Even small disturbances can trigger catastrophic hurricanes, researchers find

New information helps scientists understand processes that lead to devastating storms

In a developing hurricane, satellite images show thick white clouds clumping together, arms spinning around a central eye as it heads for the coast.

Florida State University researchers have found that even the smallest changes in atmospheric conditions could trigger hurricanes, also known as tropical cyclones. The information can help scientists understand the processes that lead to these devastating storms.

"The motivation for this research was that we still don't have a universal theoretical understanding of exactly how tropical cyclones form, and to be able to forecast that storm-by-storm, it would help us to have that more solidly taken care of," said Jacob Carstens, a researcher at FSU.

Results of the National Science Foundation-funded study by Carstens and atmospheric scientist Allison Wing are published in the Journal of Advances in Modeling Earth Systems.

Current theories on the formation of hurricanes agree that some sort of disturbance must exist to start the process that leads to a hurricane. Carstens used numerical models that started with simple conditions to better understand exactly how these disturbances arise.

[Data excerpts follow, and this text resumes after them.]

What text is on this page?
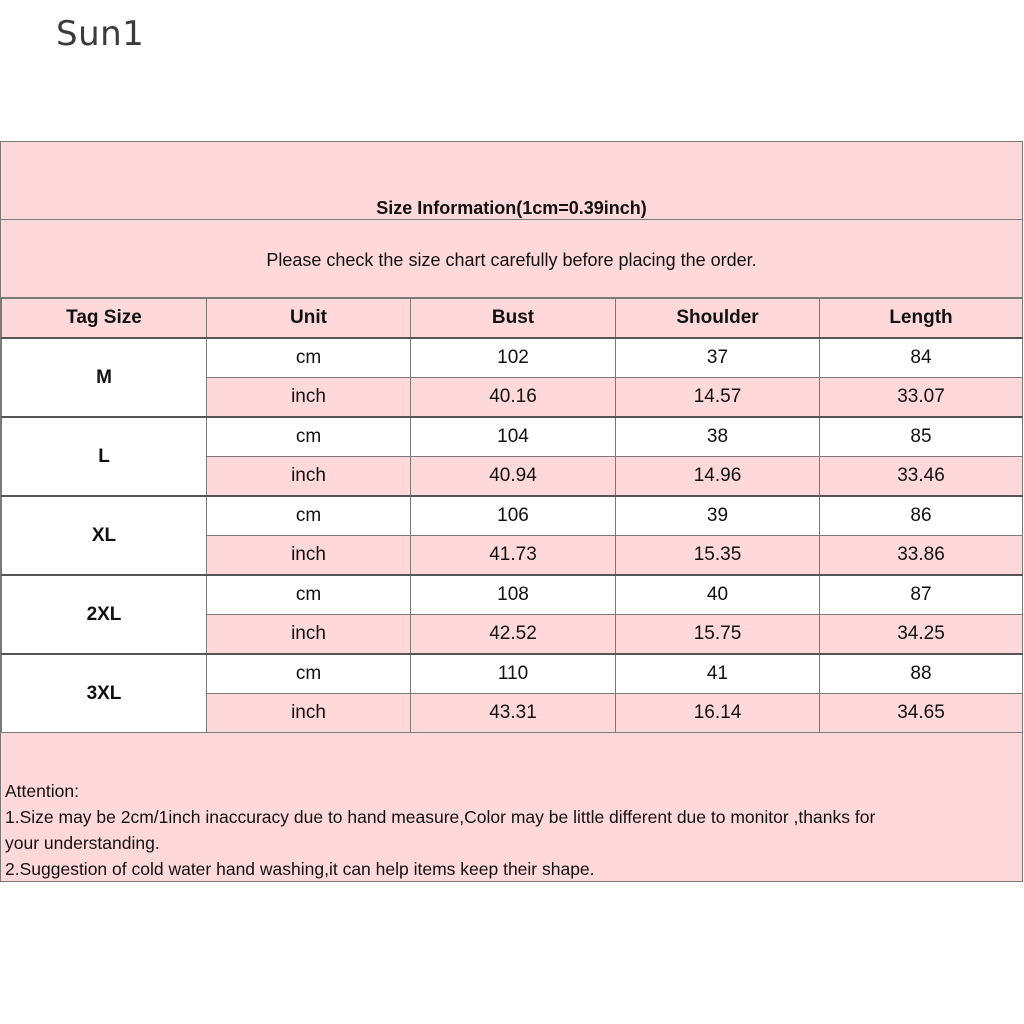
Sun1
Size Information(1cm=0.39inch)
Please check the size chart carefully before placing the order.
Tag Size	Unit	Bust	Shoulder	Length
M	cm	102	37	84
	inch	40.16	14.57	33.07
L	cm	104	38	85
	inch	40.94	14.96	33.46
XL	cm	106	39	86
	inch	41.73	15.35	33.86
2XL	cm	108	40	87
	inch	42.52	15.75	34.25
3XL	cm	110	41	88
	inch	43.31	16.14	34.65
Attention:
1.Size may be 2cm/1inch inaccuracy due to hand measure,Color may be little different due to monitor ,thanks for
your understanding.
2.Suggestion of cold water hand washing,it can help items keep their shape.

"We're trying to go as bare bones as possible, looking at just how clouds organize without any of these external factors to form a tropical cyclone more efficiently," he said. "It's a way we can look at the tropical cyclones themselves rather than the surrounding environment's impact on them."

The simulations started with uniform conditions spread across an imaginary box where the model played out. Then the researchers added random temperature fluctuations to kickstart the model and observed how the simulated clouds evolved.

The scientists found that every simulation in latitudes between 10 and 20 degrees produced a major hurricane, even from the stable conditions under which the researchers began the simulation. This happened a few days after a vortex first emerged above the surface and affected its surrounding environment.

"Convection can evidently organize from isolated cotton-ball clouds to a full-blown hurricane without any help from favorable large-scale conditions," said Eric DeWeaver, a program director in NSF's Division of Atmospheric and Geospace Sciences. "Sometimes people talk about the 'butterfly effect,' the idea that a butterfly can cause a storm by flapping its wings, but here we don't even need the butterfly."